Often, to seek out upward mobility, Black people have to cross boundaries, navigating mostly White spaces to get an education, earn a living, take out a loan, raise a child. That can prove caustic, Hudson said, because if someone is constantly crossing boundaries, they are constantly experiencing stress — or anticipating it.
Stress is a physiological reaction, hard-wired. At the first sign of danger, the brain sounds an alarm, setting off a torrent of neurological and hormonal signals that flood the bloodstream. Overexposure to those hormones wears down the body, causing it to become sicker and age quicker, or “weather.”
While weathering isn’t specific to race, it is believed to take a particular toll on Black people because of the unique, unrelenting stress caused by racism. Research shows Black people have much higher rates of hypertension, obesity, diabetes and strokes than White people do, and they develop those chronic conditions up to 10 years earlier.
“Our bodies are not sophisticated enough to discern that this is not a lion on the savanna but someone who just looked at you funny,” said Hudson, who calls it “the cost of upward social mobility.”
But there is reason for hope, and it can be found in the period during the coronavirus pandemic when the gap between Black and White death rates began to shrink and even flip. In 2021, White people had the second-biggest drop in life expectancy, losing a full year while Black people lost 0.7 years, according to the CDC.
“And why was that happening?” asked Reed Tuckson, co-founder of the Black Coalition Against Covid. There are two reasons, he said. “One, of course, was the destructive messaging that came from many White political leaders but also the impact of the mobilization of Black faith and community-based organizations and social and fraternal organizations.”

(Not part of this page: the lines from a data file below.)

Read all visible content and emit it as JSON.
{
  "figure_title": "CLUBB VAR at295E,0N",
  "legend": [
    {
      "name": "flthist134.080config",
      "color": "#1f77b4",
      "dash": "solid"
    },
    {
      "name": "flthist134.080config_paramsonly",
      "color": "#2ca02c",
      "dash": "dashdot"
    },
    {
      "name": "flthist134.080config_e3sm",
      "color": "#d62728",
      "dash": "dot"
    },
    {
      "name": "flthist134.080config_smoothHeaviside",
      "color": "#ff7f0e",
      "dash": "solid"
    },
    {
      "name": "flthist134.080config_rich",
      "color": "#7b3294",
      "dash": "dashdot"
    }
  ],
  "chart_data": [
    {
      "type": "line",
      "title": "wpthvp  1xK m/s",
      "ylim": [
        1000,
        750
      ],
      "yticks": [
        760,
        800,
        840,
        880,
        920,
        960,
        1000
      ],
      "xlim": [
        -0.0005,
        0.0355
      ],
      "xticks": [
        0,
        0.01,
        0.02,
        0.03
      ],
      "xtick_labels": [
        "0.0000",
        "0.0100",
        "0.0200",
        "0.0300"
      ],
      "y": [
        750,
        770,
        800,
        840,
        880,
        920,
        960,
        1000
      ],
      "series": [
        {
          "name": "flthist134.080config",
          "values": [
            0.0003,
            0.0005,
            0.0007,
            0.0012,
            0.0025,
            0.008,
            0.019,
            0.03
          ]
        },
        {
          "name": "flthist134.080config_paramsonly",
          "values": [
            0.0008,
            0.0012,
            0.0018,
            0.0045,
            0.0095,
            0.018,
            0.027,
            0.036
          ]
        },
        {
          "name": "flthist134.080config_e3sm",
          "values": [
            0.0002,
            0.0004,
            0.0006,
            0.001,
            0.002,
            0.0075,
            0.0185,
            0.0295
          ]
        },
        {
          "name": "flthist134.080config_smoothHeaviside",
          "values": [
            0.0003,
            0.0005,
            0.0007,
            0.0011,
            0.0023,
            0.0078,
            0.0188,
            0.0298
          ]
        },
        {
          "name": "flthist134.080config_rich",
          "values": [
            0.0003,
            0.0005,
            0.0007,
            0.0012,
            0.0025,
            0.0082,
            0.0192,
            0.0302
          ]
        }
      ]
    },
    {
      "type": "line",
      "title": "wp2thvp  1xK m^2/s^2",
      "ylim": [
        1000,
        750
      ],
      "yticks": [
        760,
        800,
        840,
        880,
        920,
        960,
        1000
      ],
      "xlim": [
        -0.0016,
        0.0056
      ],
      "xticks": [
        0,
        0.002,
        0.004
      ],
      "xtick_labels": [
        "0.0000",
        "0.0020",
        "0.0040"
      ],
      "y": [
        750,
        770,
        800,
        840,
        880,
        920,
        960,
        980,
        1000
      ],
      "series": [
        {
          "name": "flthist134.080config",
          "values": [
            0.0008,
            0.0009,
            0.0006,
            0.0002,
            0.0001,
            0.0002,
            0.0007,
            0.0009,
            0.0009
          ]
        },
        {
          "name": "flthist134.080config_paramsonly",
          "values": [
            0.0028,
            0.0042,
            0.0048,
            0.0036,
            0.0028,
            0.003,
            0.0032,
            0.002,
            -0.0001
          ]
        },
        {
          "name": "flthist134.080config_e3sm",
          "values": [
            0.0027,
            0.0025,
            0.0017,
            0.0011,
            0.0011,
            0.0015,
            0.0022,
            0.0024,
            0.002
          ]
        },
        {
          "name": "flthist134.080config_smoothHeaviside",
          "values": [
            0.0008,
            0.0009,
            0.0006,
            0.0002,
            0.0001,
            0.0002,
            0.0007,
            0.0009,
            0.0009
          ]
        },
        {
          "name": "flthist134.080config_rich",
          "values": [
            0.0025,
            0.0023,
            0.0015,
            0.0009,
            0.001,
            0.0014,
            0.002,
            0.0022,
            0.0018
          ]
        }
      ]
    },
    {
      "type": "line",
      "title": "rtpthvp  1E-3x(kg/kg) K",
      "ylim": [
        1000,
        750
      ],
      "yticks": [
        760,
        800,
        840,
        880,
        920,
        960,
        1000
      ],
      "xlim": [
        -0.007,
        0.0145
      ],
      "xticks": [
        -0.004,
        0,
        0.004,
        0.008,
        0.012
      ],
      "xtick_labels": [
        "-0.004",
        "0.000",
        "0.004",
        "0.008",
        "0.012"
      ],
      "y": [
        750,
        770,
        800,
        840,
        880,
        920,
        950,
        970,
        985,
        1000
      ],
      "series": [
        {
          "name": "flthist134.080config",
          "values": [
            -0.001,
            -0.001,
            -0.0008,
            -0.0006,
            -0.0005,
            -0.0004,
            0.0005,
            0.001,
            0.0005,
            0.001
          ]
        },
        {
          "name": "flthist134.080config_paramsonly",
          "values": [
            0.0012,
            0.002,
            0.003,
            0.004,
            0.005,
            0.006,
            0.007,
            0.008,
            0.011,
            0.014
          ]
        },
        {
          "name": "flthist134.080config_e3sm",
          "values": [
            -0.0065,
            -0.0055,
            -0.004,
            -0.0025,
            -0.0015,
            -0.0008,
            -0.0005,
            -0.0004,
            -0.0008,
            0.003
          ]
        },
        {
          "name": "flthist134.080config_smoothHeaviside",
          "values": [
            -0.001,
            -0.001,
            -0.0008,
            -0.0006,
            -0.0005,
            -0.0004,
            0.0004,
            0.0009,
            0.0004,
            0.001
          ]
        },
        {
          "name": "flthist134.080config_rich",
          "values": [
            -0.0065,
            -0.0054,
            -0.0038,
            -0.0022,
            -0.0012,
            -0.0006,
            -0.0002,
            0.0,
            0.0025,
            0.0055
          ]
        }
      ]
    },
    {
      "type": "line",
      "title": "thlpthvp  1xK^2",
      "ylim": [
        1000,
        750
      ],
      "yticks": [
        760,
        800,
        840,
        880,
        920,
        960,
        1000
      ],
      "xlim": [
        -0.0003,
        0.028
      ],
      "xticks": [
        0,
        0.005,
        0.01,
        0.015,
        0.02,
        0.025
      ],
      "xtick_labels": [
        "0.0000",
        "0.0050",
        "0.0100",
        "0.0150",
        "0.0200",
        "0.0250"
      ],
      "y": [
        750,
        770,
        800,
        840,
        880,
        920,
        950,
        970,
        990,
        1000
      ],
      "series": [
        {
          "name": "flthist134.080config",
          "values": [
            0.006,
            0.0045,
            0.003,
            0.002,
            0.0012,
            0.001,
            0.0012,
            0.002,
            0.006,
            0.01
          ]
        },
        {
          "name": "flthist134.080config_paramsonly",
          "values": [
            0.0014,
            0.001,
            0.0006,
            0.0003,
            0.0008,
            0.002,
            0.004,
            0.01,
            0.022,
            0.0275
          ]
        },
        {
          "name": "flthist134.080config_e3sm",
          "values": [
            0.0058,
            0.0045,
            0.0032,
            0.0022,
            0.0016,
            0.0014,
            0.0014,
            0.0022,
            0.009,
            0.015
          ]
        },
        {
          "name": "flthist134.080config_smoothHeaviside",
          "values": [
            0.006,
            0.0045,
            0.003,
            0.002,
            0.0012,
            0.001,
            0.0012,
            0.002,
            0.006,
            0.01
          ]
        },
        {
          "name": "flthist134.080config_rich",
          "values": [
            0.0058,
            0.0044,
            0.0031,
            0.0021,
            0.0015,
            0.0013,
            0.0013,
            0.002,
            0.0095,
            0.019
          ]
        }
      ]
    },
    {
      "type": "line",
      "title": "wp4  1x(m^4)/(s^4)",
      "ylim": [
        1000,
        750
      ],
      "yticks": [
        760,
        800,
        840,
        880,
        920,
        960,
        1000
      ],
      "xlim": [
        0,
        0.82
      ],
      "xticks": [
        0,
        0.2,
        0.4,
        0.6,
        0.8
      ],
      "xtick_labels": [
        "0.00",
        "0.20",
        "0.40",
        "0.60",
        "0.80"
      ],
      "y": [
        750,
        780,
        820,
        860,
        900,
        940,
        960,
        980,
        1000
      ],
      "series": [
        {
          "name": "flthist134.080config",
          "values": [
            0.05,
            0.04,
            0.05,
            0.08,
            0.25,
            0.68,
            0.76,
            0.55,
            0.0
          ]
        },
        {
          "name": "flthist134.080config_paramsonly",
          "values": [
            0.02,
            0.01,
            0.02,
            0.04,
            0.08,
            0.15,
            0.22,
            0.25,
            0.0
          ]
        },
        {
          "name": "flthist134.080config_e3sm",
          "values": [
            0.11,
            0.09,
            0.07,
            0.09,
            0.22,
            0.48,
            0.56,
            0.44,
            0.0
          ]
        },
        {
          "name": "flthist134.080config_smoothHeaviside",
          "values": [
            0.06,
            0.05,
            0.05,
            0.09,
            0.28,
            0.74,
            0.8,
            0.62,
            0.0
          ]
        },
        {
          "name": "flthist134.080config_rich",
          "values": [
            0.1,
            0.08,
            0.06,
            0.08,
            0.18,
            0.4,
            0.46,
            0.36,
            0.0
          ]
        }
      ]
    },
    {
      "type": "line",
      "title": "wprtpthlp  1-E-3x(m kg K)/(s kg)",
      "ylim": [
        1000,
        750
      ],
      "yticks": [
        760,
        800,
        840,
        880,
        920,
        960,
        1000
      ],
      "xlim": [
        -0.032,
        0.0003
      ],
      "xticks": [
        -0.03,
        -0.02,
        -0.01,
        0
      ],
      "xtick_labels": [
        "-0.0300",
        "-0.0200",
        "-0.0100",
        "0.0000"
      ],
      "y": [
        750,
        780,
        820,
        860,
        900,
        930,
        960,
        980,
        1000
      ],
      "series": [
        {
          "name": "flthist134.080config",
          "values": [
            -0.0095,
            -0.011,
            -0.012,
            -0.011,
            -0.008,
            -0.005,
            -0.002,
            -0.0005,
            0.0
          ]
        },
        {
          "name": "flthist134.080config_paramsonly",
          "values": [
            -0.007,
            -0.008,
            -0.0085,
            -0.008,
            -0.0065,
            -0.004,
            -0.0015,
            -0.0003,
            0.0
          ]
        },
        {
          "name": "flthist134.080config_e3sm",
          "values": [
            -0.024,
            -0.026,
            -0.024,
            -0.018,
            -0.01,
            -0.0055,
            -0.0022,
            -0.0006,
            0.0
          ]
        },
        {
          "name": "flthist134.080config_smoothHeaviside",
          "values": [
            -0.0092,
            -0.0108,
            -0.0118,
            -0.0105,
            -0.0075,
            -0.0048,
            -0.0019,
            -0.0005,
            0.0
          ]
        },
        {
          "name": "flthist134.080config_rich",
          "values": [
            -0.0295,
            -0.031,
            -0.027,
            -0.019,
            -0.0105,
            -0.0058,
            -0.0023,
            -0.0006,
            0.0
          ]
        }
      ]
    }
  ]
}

Tuckson, an internist and former D.C. public health commissioner, said the herculean efforts by the Black community “to fight for our lives” despite having meager resources show that it is past time for the federal government “to find a way to create sustainable, predictable funding at scale to support the Black community and its institutions.”
“We have shown that we can catch up despite running a race with an anvil on our backs,” he said.